Ao relembrar o que o fez envolver-se na militância LGBTQIA+ o professor José Neto relata um caso marcante de violência que presenciou. “Milito no campo dos Direitos Humanos desde a minha adolescência em Campina Grande. No início da década de 1990, fui com a minha então esposa e nossa filha e filho (ela na época com quase 5 anos e ele com pouco mais de 1), a um almoço em família. Chegando na casa ouvimos um “pai” esculhambando com o filho e o expulsando de casa por ser gay. Quando ouvimos isso, olhei para a minha companheira e disse que nunca em minha vida expulsaria uma cria minha de casa, ao que ela perguntou ‘nem se for gay?’ e eu respondi que não. Foi naquele momento que percebi a necessidade de desconstruir meus preconceitos e mudar minha forma de me relacionar com o mundo. Alguns meses depois um amigo me procurou, ele estava sofrendo preconceitos no trabalho por ser gay, e me pediu ajuda. A partir de então constatando as mais terríveis e variadas formas de preconceito para com LGBTQIA+, passei a atuar junto ao Movimento do Espírito Lilás (MEL), primeira entidade de João Pessoa, e a levar o debate para as minhas aulas no curso de Direito da UFPB”, rememora.
17 de maio – Dia Internacional conta a Homofobia e Transfobia
Desde 1990, quando a Organização Mundial da Saúde (OMS) retirou a homossexualidade do Código Internacional de Doenças (CID), 17 de maio é lembrado como Dia Internacional contra a Homofobia. A data é uma oportunidade para que sejam empreendidas ações de combate à essa realidade que é evidenciada por altos índices de violência a essa parcela da população e faz com o Brasil figure em 1º lugar no ranking dos assassinatos de pessoas trans no mundo, com números que se mantiveram acima da média.
O dossiê “Assassinatos e violência contra travestis e transexuais brasileiras em 2020“, realizado pela Associação Nacional de Travestis e Transsexuais (ANTRA), traz dados e reflexões sobre o aumento das violências contra as pessoas LGBTI, que se tornaram ainda mais graves com a pandemia da Covid-19.

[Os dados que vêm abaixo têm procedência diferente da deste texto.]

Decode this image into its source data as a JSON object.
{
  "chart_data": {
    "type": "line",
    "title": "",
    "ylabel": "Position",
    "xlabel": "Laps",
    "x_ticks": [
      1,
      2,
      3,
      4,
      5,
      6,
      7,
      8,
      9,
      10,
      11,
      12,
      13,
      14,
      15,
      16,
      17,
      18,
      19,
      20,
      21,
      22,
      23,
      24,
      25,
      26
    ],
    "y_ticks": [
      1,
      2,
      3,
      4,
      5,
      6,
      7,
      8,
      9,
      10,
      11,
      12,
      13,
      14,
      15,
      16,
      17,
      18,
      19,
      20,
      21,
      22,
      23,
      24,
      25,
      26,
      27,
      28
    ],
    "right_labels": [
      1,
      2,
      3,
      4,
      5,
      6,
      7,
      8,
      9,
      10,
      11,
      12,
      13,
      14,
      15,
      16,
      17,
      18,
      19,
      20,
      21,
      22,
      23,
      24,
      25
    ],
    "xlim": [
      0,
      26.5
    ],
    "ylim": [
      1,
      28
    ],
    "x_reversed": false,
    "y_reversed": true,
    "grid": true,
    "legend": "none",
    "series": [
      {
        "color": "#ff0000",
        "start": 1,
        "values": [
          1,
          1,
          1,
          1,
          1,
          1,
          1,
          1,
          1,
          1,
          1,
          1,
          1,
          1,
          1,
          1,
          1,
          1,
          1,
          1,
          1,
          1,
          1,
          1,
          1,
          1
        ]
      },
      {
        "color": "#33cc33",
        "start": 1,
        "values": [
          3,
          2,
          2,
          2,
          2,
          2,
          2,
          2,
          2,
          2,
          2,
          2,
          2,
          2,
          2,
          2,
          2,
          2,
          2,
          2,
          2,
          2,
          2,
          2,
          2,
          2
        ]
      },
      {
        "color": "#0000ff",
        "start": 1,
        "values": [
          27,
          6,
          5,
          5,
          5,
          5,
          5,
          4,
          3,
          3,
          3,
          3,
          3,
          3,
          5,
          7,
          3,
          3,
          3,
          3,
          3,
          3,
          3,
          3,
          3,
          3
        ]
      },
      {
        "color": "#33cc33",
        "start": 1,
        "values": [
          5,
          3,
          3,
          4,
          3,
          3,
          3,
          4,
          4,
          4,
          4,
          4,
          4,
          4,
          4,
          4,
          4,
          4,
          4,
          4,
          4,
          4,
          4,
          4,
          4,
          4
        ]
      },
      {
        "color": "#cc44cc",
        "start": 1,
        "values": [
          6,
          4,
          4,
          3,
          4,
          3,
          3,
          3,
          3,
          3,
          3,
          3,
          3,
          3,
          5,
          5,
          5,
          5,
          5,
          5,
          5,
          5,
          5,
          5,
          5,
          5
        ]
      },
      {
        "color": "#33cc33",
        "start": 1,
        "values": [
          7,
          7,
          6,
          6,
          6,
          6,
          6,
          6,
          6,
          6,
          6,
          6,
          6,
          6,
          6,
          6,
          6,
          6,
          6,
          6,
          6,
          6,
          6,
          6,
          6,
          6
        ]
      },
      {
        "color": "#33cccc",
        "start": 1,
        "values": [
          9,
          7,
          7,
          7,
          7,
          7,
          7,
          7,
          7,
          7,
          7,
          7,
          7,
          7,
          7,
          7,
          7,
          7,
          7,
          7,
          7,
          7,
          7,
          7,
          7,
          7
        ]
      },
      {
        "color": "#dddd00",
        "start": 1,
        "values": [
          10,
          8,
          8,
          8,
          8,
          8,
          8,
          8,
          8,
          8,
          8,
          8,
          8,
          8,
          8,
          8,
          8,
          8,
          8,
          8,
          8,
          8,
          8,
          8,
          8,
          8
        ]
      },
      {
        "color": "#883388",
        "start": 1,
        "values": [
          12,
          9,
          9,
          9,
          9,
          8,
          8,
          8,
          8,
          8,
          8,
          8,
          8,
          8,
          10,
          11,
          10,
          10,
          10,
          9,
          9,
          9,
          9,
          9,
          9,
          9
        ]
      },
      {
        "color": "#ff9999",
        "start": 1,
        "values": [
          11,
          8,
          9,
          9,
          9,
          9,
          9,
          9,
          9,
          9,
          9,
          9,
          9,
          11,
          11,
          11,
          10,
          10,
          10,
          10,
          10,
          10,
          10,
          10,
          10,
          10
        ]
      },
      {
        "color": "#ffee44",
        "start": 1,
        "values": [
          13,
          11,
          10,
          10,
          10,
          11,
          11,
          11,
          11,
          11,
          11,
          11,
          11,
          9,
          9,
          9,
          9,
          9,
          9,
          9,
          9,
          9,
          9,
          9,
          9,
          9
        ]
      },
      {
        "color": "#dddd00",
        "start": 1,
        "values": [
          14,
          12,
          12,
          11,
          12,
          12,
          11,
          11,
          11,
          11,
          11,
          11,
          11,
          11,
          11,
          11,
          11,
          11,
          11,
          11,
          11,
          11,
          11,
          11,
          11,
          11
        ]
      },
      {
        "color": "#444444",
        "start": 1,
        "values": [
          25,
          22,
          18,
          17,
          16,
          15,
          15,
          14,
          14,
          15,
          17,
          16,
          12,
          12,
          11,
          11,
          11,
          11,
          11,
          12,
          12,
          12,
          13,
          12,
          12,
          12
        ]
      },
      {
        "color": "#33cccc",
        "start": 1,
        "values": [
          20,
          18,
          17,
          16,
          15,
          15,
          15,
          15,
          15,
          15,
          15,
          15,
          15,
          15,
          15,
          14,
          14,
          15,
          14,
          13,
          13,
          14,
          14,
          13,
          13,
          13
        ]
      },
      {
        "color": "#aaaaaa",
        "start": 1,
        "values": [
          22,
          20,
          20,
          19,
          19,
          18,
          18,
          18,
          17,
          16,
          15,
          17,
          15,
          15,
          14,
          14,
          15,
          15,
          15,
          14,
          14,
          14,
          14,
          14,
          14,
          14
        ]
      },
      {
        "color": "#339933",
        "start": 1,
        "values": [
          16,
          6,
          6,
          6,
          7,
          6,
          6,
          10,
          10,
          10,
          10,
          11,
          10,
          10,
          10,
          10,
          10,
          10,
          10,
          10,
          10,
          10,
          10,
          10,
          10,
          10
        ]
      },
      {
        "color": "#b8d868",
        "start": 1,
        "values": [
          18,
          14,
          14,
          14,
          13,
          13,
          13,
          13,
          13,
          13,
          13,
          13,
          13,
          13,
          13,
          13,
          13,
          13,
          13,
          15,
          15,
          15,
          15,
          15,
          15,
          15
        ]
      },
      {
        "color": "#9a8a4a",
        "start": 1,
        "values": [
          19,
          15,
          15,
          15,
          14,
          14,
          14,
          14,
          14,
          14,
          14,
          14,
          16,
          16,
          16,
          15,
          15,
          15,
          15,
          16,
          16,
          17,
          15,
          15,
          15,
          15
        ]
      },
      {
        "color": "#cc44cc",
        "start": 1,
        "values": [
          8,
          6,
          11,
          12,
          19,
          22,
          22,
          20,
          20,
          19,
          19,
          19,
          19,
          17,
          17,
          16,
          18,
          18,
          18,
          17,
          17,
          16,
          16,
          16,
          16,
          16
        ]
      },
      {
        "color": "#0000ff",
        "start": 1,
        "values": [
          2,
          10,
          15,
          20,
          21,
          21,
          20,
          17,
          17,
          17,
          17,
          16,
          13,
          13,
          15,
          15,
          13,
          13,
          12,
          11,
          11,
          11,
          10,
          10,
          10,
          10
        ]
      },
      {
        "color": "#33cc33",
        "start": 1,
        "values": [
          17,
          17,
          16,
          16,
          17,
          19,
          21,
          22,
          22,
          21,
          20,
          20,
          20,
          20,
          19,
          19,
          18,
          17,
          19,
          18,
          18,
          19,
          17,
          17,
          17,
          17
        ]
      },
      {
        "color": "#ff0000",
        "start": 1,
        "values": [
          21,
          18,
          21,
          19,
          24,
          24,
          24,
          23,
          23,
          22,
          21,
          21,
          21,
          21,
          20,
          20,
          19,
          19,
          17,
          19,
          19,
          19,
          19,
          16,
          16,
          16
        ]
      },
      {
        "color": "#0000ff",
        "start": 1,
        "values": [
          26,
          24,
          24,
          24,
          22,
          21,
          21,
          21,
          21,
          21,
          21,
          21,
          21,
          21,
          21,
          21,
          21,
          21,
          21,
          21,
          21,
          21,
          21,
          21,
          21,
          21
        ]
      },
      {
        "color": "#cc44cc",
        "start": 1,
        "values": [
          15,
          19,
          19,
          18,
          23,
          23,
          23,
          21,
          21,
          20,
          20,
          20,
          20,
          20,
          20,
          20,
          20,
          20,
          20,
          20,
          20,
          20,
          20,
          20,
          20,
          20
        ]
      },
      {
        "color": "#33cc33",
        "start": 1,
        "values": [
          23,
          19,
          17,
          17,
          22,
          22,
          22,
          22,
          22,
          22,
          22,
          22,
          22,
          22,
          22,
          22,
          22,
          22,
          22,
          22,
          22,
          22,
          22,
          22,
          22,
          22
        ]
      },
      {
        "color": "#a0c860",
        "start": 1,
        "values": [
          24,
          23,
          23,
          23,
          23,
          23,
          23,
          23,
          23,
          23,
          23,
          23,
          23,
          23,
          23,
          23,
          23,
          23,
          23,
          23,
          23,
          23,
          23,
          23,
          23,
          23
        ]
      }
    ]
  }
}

Ao avaliar sobre qual o caminho para superar essa realidade, o assistente administrativo Marcelo Batista avalia que “é necessário que a sociedade compreenda que os LGBTQIA+ são apenas pessoas que querem respeito sobre como decidem amar”. O professor José Neto pondera que educação é o caminho, educar para o respeito. “É necessária a implantação, em todas as unidades educacionais, em todos os níveis e esferas, de Diretrizes Nacionais para a Educação com um enfoque em Direitos Humanos. E entender que amar nunca pode ser compreendido como doença. Amar é cura!”, conclui.